Chess champs hail from Sunset Park

There’s a new team of kings and queens in town – the P.S. 503 ChessMates, who won first place at the United States Chess Federation’s National Elementary Championship on Sunday, May 13 – Mother’s Day – making many mothers and fathers proud.

The newly crowned champions returned to their Sunset Park school on Monday triumphant, carting back a three-tiered purple-and-gold trophy that is as tall as some of the fifth-graders themselves, as well as several plaques and smaller trophies.

As a team, the 14 students – in second through fifth grade – won first place in the intermediate level “K-6 Under 1,000” category. They earned 22 points – half a point higher than the second place team from Miami, Florida.

It has only been a year since the students began competing in tournaments organized through Chess in the Schools.

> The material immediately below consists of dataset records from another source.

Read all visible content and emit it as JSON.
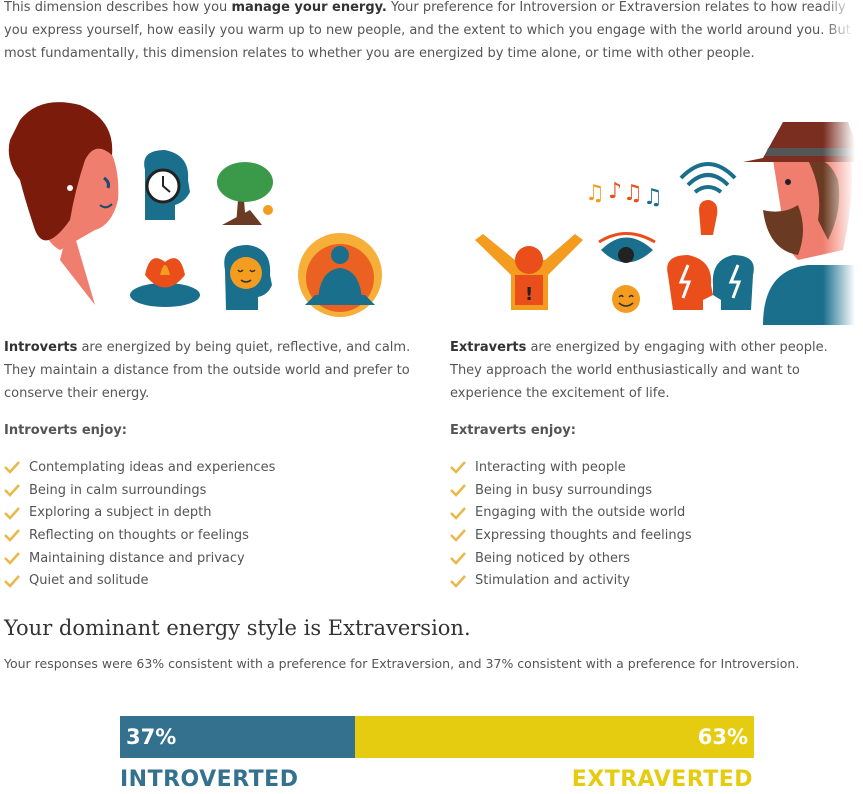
{
  "intro": {
    "part1": "This dimension describes how you ",
    "bold": "manage your energy.",
    "part2": " Your preference for Introversion or Extraversion relates to how readily you express yourself, how easily you warm up to new people, and the extent to which you engage with the world around you. But most fundamentally, this dimension relates to whether you are energized by time alone, or time with other people."
  },
  "introverts": {
    "lead_bold": "Introverts",
    "lead_rest": " are energized by being quiet, reflective, and calm. They maintain a distance from the outside world and prefer to conserve their energy.",
    "enjoy_title": "Introverts enjoy:",
    "items": [
      "Contemplating ideas and experiences",
      "Being in calm surroundings",
      "Exploring a subject in depth",
      "Reflecting on thoughts or feelings",
      "Maintaining distance and privacy",
      "Quiet and solitude"
    ]
  },
  "extraverts": {
    "lead_bold": "Extraverts",
    "lead_rest": " are energized by engaging with other people. They approach the world enthusiastically and want to experience the excitement of life.",
    "enjoy_title": "Extraverts enjoy:",
    "items": [
      "Interacting with people",
      "Being in busy surroundings",
      "Engaging with the outside world",
      "Expressing thoughts and feelings",
      "Being noticed by others",
      "Stimulation and activity"
    ]
  },
  "result": {
    "heading": "Your dominant energy style is Extraversion.",
    "responses": "Your responses were 63% consistent with a preference for Extraversion, and 37% consistent with a preference for Introversion.",
    "introvert_pct_label": "37%",
    "extravert_pct_label": "63%",
    "introvert_fraction": 0.37,
    "extravert_fraction": 0.63,
    "introvert_label": "INTROVERTED",
    "extravert_label": "EXTRAVERTED"
  },
  "colors": {
    "introvert": "#33718e",
    "extravert": "#e6cc10",
    "check": "#e8b84a"
  },
  "icons": {
    "introvert_illustration": [
      "woman-profile",
      "clock-head-icon",
      "tree-icon",
      "lotus-icon",
      "calm-face-head-icon",
      "meditation-icon"
    ],
    "extravert_illustration": [
      "cheering-person-icon",
      "music-notes-icon",
      "signal-head-icon",
      "eye-icon",
      "smile-icon",
      "talking-heads-icon",
      "bearded-man-profile"
    ]
  }
}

Their relative inexperience made the victory over 49 other schools – including middle schools – even sweeter and more exciting for the kids and their teachers and coaches Carlos Graupera, Matthew Silverman and Rachel Hsieh, who said that the team’s skills grew so quickly because of the students’ hard work and passion for the game.

Chancellor Dennis Walcott from the city’s Department of Education congratulated the students during a visit, during which the kids bested him in a game filled with laughs and intense stares of concentration.

P.S. 503: The School of Discovery is an elementary school comprised mostly of students from Sunset Park’s Asian, Hispanic and Middle Eastern immigrant communities.